7 thoughts on “Speaker Power Detection Circuit

  1. @ #1) as far as I can figure, the only way to determine power handling for a speaker is to read the specs or blow it. I could be wrong, but I’m pretty sure there’s no way to electrically determine a speaker’s power handling.

  2. wouldn’t it make more sense to create a loop in the speaker wire around a metal core and check for induced current in the core? that way the detector circuit is completely separate and has no way of destroying your amp or speakers.

  3. @ #3:
    Or you could use one of those…what are they called…isolator transformers I think. Same basic idea, but it’s a pre-made part to do what you were saying…much easier.

  4. hebd:

    I thought about calling my project a “speakers are on detector,” but that sounded too goofy, so I settled for “speaker power detector.” I sympathize with your confusion, and I’ll cheerfully take suggestions for a more descriptive name.

    Regarding your desire for a device to adjust amplifier power to the capacity of a speaker, the best way to do that is probably your ears. :-) Seriously, assuming a clean amplifier at least as powerful as the speakers, in my experience, you’ll know when you’re reaching the limit of the speakers.

    I think the inductance of a speaker may change subtly as it’s driven closer to its maximum excursion, but that’s not something that strikes me as easy to measure automatically. There may be information on that in the Elliott Sound Products (http://sound.westhost.com/) articles or projects section, although I can’t find it at the moment.

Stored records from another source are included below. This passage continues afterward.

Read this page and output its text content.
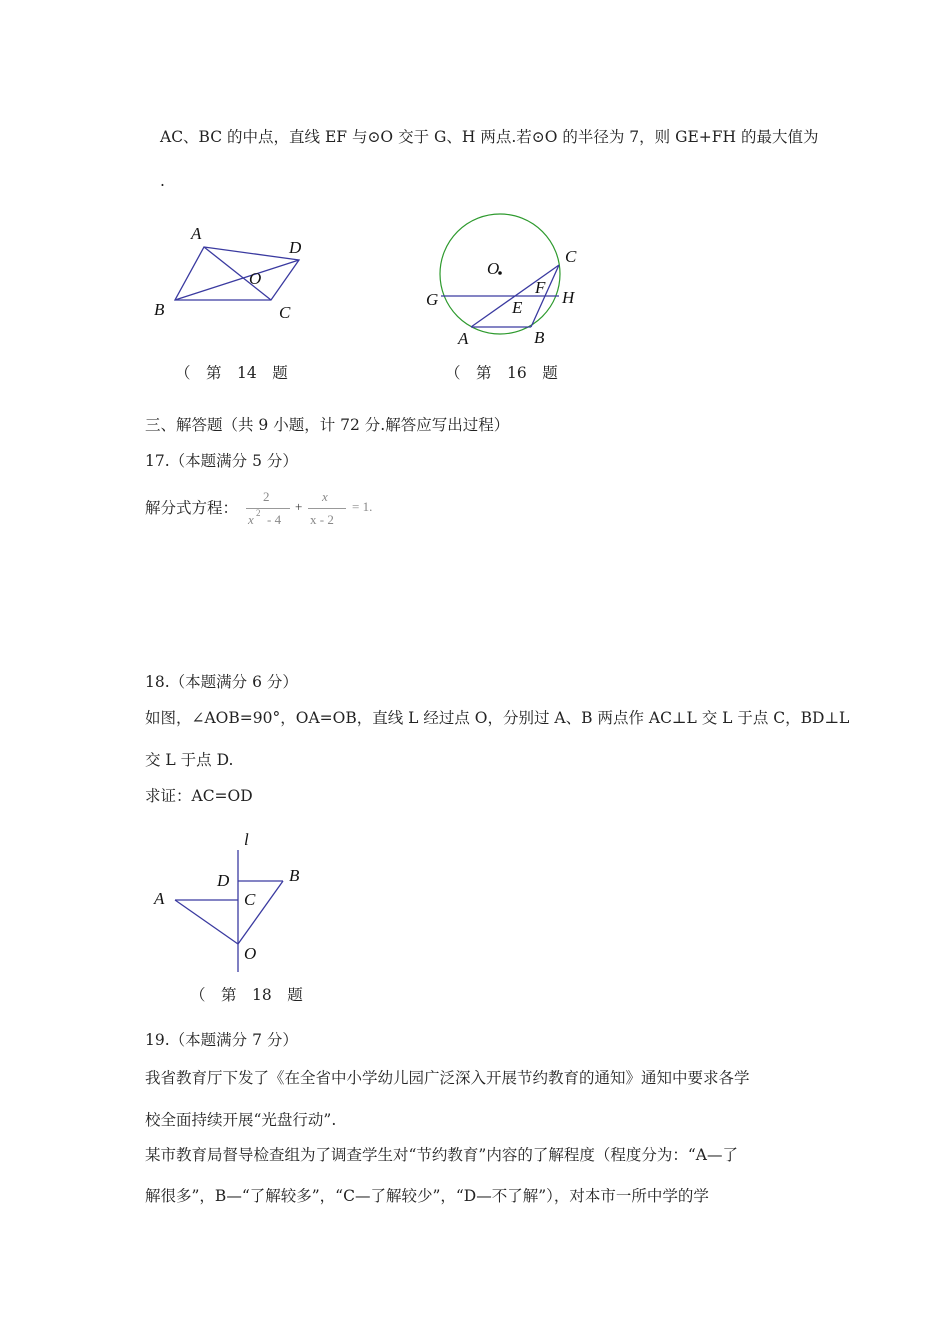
AC、BC 的中点，直线 EF 与⊙O 交于 G、H 两点.若⊙O 的半径为 7，则 GE+FH 的最大值为
.
A
D
O
B	C
O
C
G
F
H
E
A	B
l
D	B
A	C
O
（　第　14　题	（　第　16　题
三、解答题（共 9 小题，计 72 分.解答应写出过程）
17.（本题满分 5 分）
解分式方程：
2
x 2 - 4
+
x
x - 2
= 1.
18.（本题满分 6 分）
如图，∠AOB=90°，OA=OB，直线 L 经过点 O，分别过 A、B 两点作 AC⊥L 交 L 于点 C，BD⊥L
交 L 于点 D.
求证：AC=OD
（　第　18　题
19.（本题满分 7 分）
我省教育厅下发了《在全省中小学幼儿园广泛深入开展节约教育的通知》通知中要求各学
校全面持续开展“光盘行动”.
某市教育局督导检查组为了调查学生对“节约教育”内容的了解程度（程度分为：“A—了
解很多”，B—“了解较多”，“C—了解较少”，“D—不了解”），对本市一所中学的学
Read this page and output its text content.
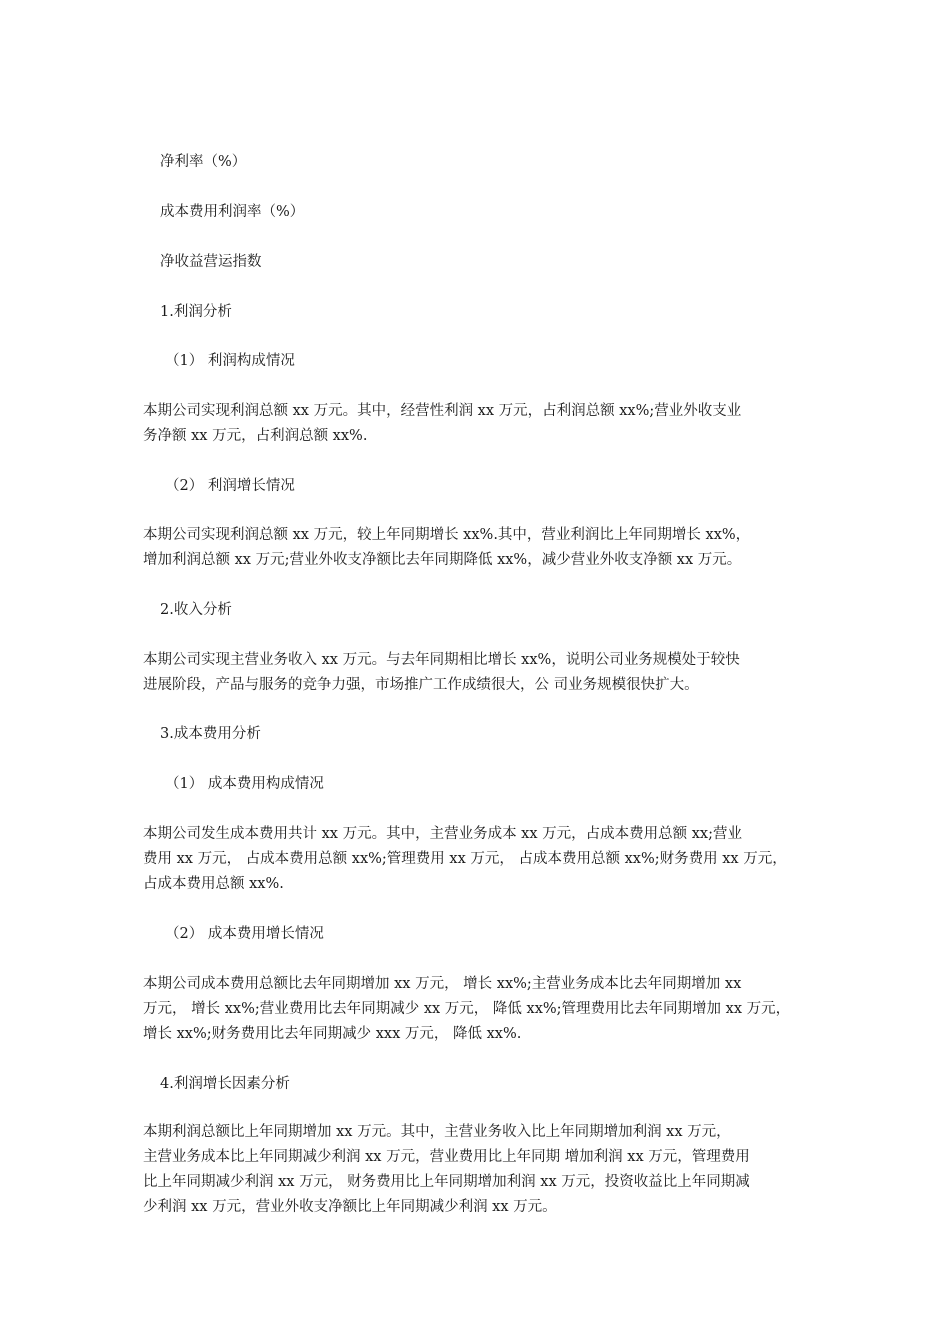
净利率（%）
成本费用利润率（%）
净收益营运指数
1.利润分析
（1） 利润构成情况
本期公司实现利润总额 xx 万元。其中，经营性利润 xx 万元，占利润总额 xx%;营业外收支业
务净额 xx 万元，占利润总额 xx%.
（2） 利润增长情况
本期公司实现利润总额 xx 万元，较上年同期增长 xx%.其中，营业利润比上年同期增长 xx%，
增加利润总额 xx 万元;营业外收支净额比去年同期降低 xx%，减少营业外收支净额 xx 万元。
2.收入分析
本期公司实现主营业务收入 xx 万元。与去年同期相比增长 xx%，说明公司业务规模处于较快
进展阶段，产品与服务的竞争力强，市场推广工作成绩很大，公 司业务规模很快扩大。
3.成本费用分析
（1） 成本费用构成情况
本期公司发生成本费用共计 xx 万元。其中，主营业务成本 xx 万元，占成本费用总额 xx;营业
费用 xx 万元， 占成本费用总额 xx%;管理费用 xx 万元， 占成本费用总额 xx%;财务费用 xx 万元，
占成本费用总额 xx%.
（2） 成本费用增长情况
本期公司成本费用总额比去年同期增加 xx 万元， 增长 xx%;主营业务成本比去年同期增加 xx
万元， 增长 xx%;营业费用比去年同期减少 xx 万元， 降低 xx%;管理费用比去年同期增加 xx 万元，
增长 xx%;财务费用比去年同期减少 xxx 万元， 降低 xx%.
4.利润增长因素分析
本期利润总额比上年同期增加 xx 万元。其中，主营业务收入比上年同期增加利润 xx 万元，
主营业务成本比上年同期减少利润 xx 万元，营业费用比上年同期 增加利润 xx 万元，管理费用
比上年同期减少利润 xx 万元， 财务费用比上年同期增加利润 xx 万元，投资收益比上年同期减
少利润 xx 万元，营业外收支净额比上年同期减少利润 xx 万元。
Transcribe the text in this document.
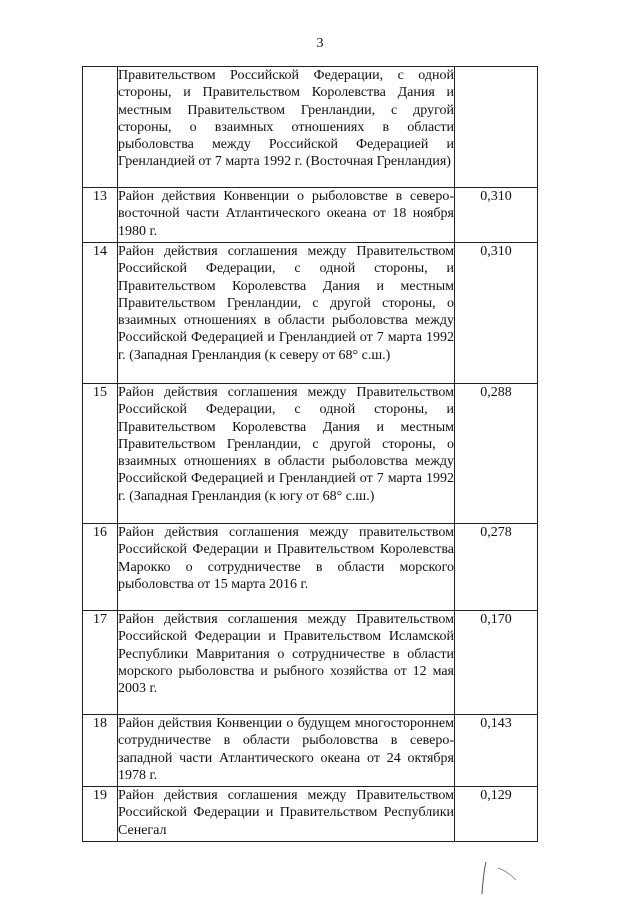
3
	Правительством Российской Федерации, с одной стороны, и Правительством Королевства Дания и местным Правительством Гренландии, с другой стороны, о взаимных отношениях в области рыболовства между Российской Федерацией и Гренландией от 7 марта 1992 г. (Восточная Гренландия)	
13	Район действия Конвенции о рыболовстве в северо-восточной части Атлантического океана от 18 ноября 1980 г.	0,310
14	Район действия соглашения между Правительством Российской Федерации, с одной стороны, и Правительством Королевства Дания и местным Правительством Гренландии, с другой стороны, о взаимных отношениях в области рыболовства между Российской Федерацией и Гренландией от 7 марта 1992 г. (Западная Гренландия (к северу от 68° с.ш.)	0,310
15	Район действия соглашения между Правительством Российской Федерации, с одной стороны, и Правительством Королевства Дания и местным Правительством Гренландии, с другой стороны, о взаимных отношениях в области рыболовства между Российской Федерацией и Гренландией от 7 марта 1992 г. (Западная Гренландия (к югу от 68° с.ш.)	0,288
16	Район действия соглашения между правительством Российской Федерации и Правительством Королевства Марокко о сотрудничестве в области морского рыболовства от 15 марта 2016 г.	0,278
17	Район действия соглашения между Правительством Российской Федерации и Правительством Исламской Республики Мавритания о сотрудничестве в области морского рыболовства и рыбного хозяйства от 12 мая 2003 г.	0,170
18	Район действия Конвенции о будущем многостороннем сотрудничестве в области рыболовства в северо-западной части Атлантического океана от 24 октября 1978 г.	0,143
19	Район действия соглашения между Правительством Российской Федерации и Правительством Республики Сенегал	0,129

    Two goals of the project, based on the resources of the fellow who requested it, were that it couldn’t involve modifying equipment, and that it had to be constructable out of components you can find locally in any town, e.g. at Radio Shack.

    Using the speaker wire’s inductance is a neat idea, and I honestly didn’t think of it; but I’m also not confident of my ability to design a reliable circuit for it that anyone could build out of Radio Shack parts. Maybe I’m overestimating the difficulty of detecting the induced current?

  5. I used to use a light bulb directly on the speaker terminal. The bulb I used did not have a filiment on it. It would light up when there was audio. The louder the sound the brighter the light.